İlk defa bugün oldukça anlamlı bir hutbe konusu işlendi ve Diyanet İşleri Başkanlığına bugüne dair teşekkür ediyoruz ama buradaki söylemleri aynı zamanda iktidarınızın da dikkate almasını istiyoruz. Cuma hutbesinde kumarın zararını anlattırıp kankanızın oynattığı kumarın vergisini düşürmek ikiyüzlülüğün daniskasıdır Sayın Başkanım. Eğer ortak değilseniz çekin fişi, bitirin işi. Kumarhanelerin 1990'lı yıllardan bu yana yasak olmasına rağmen -Hükûmetin- dijital ortamda her bireyin cebine bir kumarhane taşındı. İşine geldiğinde sosyal medyayı anında yavaşlatan iktidar, yasa dışı oyun sitelerine karşı nedense çok şefkatli. İktidarın bu duruma sessiz kalması ikiyüzlülüğün daniskası. Her şeyin vergisini artırırken sanal kumarın vergisini düşürmek hangi mantıkla açıklanabilir? Cuma hutbesinde kumarın zararlarını anlattırıp kankanızın oynattığı kumarın vergisini düşürmek ayıptır. Yasal kumar oynatan bir medya kuruluşu iktidarın desteğiyle faaliyetlerini yürütüyor. Kumarda sürekli kazanan biri vardır; kumarı oynatan ve bu kişi iktidarın kankasıdır. Eğer bir çıkarınız yoksa bu işe neden göz yumuyorsunuz? Faiz konusunda "nas var" diyorsunuz. Peki, kumar için nas yok mu? Eğer samimiyseniz Instagram'ı kapattığınız gibi, sosyal medyayı yavaşlattığınız gibi bu belayı da tek bir hamlede defedin. Gençlerin ve ailelerin geleceğini tehlikeye atan bu uygulamalara karşı lütfen önlem alın, kalkın ve kendi ellerinizle yaydığınız bu pisliği temizleyin. Eğer sanal kumar siteleriyle bir çıkarınız yoksa gereğini yapın; aksi hâlde bu sessizlikte bir ortaklık aranır.

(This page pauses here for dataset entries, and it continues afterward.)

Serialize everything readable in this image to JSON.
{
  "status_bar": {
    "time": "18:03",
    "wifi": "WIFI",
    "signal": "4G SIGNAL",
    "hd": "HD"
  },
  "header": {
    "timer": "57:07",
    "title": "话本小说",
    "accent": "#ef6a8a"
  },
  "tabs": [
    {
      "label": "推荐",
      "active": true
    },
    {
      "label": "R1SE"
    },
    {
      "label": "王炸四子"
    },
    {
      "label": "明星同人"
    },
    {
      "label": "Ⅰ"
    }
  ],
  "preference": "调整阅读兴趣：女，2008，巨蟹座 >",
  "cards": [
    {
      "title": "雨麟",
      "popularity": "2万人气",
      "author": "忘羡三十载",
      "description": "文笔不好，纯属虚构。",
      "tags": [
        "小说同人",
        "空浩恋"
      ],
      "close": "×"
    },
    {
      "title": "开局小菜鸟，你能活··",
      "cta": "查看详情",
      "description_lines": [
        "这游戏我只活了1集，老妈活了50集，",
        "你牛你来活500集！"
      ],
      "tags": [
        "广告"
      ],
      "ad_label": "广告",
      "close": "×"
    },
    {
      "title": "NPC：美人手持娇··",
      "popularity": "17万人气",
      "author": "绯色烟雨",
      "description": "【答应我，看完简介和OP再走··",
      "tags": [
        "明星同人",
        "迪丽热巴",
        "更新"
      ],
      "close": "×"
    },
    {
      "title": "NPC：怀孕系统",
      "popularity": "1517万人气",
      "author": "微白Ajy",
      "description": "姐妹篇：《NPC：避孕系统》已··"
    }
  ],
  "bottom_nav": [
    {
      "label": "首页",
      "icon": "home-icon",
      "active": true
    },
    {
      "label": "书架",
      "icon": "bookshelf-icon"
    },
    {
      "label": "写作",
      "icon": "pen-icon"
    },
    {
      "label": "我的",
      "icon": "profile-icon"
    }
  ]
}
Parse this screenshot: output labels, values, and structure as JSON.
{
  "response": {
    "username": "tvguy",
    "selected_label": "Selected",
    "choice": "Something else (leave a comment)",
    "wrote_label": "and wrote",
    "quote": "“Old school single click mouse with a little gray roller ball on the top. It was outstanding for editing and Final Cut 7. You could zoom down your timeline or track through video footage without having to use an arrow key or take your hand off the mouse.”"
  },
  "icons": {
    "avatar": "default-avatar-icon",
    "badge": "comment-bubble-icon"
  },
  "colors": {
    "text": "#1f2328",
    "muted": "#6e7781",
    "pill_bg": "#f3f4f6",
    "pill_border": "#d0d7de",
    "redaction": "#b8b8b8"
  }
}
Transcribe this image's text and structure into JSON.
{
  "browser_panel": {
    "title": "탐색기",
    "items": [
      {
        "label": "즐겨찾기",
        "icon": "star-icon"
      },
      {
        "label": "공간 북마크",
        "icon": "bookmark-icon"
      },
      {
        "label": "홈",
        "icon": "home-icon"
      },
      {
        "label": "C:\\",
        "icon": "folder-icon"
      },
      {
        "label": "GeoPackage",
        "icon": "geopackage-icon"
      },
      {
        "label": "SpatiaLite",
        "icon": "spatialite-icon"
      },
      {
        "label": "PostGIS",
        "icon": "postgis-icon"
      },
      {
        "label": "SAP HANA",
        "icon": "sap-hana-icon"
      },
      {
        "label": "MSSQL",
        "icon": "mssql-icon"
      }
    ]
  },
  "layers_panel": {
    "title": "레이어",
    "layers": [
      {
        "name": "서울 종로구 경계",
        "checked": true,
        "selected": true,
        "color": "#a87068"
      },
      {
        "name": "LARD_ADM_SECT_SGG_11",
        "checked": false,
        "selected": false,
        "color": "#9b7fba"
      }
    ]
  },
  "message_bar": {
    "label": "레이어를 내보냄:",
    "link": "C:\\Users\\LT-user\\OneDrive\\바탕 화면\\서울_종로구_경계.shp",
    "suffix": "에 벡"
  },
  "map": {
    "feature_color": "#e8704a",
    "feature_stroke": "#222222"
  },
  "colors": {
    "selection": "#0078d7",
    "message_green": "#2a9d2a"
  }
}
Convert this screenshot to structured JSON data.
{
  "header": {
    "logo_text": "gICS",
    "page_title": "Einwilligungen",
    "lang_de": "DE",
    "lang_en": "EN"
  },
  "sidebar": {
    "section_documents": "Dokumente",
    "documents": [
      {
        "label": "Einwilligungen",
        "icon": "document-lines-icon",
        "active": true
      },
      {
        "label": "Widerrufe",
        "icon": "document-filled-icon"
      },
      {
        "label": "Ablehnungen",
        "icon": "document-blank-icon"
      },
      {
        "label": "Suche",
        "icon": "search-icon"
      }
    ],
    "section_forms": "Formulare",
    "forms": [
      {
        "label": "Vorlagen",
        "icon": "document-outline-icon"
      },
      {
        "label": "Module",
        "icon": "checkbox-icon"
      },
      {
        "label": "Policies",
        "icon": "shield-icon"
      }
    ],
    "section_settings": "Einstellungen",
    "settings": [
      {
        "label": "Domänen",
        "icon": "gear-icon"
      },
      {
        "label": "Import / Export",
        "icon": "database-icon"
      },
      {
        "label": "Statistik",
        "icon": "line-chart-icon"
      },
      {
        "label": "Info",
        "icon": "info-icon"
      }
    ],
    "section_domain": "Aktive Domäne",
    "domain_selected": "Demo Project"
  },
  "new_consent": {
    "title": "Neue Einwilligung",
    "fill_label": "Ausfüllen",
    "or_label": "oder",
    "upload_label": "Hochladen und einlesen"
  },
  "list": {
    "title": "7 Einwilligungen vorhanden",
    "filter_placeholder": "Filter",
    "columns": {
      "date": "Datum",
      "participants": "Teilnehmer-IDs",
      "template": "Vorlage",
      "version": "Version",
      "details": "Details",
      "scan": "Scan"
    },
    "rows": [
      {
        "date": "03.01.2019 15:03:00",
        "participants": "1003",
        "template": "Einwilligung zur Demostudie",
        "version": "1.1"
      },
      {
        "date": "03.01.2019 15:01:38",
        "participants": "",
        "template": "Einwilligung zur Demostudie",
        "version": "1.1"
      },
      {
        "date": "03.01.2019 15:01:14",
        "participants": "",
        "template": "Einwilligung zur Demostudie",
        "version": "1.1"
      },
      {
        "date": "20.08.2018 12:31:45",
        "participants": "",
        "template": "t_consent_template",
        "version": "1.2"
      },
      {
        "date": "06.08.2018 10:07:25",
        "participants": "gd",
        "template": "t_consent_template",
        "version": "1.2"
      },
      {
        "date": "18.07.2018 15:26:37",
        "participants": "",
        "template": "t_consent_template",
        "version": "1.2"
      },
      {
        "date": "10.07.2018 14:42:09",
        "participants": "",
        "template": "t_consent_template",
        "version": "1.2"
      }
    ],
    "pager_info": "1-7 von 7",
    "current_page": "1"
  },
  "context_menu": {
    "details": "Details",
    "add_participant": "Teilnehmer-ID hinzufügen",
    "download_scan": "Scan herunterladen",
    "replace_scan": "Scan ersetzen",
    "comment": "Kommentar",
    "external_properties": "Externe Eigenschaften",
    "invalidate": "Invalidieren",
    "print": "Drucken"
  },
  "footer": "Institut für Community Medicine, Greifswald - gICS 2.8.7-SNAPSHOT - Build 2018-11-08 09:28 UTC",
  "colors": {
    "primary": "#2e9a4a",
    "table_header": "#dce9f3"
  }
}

Değerli Başkanım, yine, bir diğer husus, burada gördüğüm İletişim Başkanlığının bütçesi 6 milyar 155 milyon, savunma sanayisinin ise 1 milyar 138 milyon. İktidarınız şu konuda çok mahir: Olgulardan ziyade algılarla ülkeyi yönettiğinizin en güzel ispatı; savunma sanayisinin 6 katı bütçeyi İletişim Başkanlığına veriyorsunuz. Ama şu an itibarıyla Savunma Başkanımız burada ama İletişim Başkanını burada milletin huzuruna getiremiyorsunuz.

(Mikrofon otomatik cihaz tarafından kapatıldı)

BAŞKAN MEHMET MUŞ - Teşekkür ediyorum.

İDRİS ŞAHİN (Ankara) - Cumhurbaşkanı Yardımcısı olarak siz millete hesap veriyorsunuz ama...

BAŞKAN MEHMET MUŞ - Sayın Şahin...

İDRİS ŞAHİN (Ankara) - ...Cumhurbaşkanlığının bir kısım daire başkanları buraya gelmeye tenezzül etmiyor, milletin iradesine saygı göstermiyor; bu hususu da milletimizin takdirine sunuyorum.

BAŞKAN MEHMET MUŞ - Teşekkür ediyorum.

İDRİS ŞAHİN (Ankara) - Ben teşekkür ediyorum.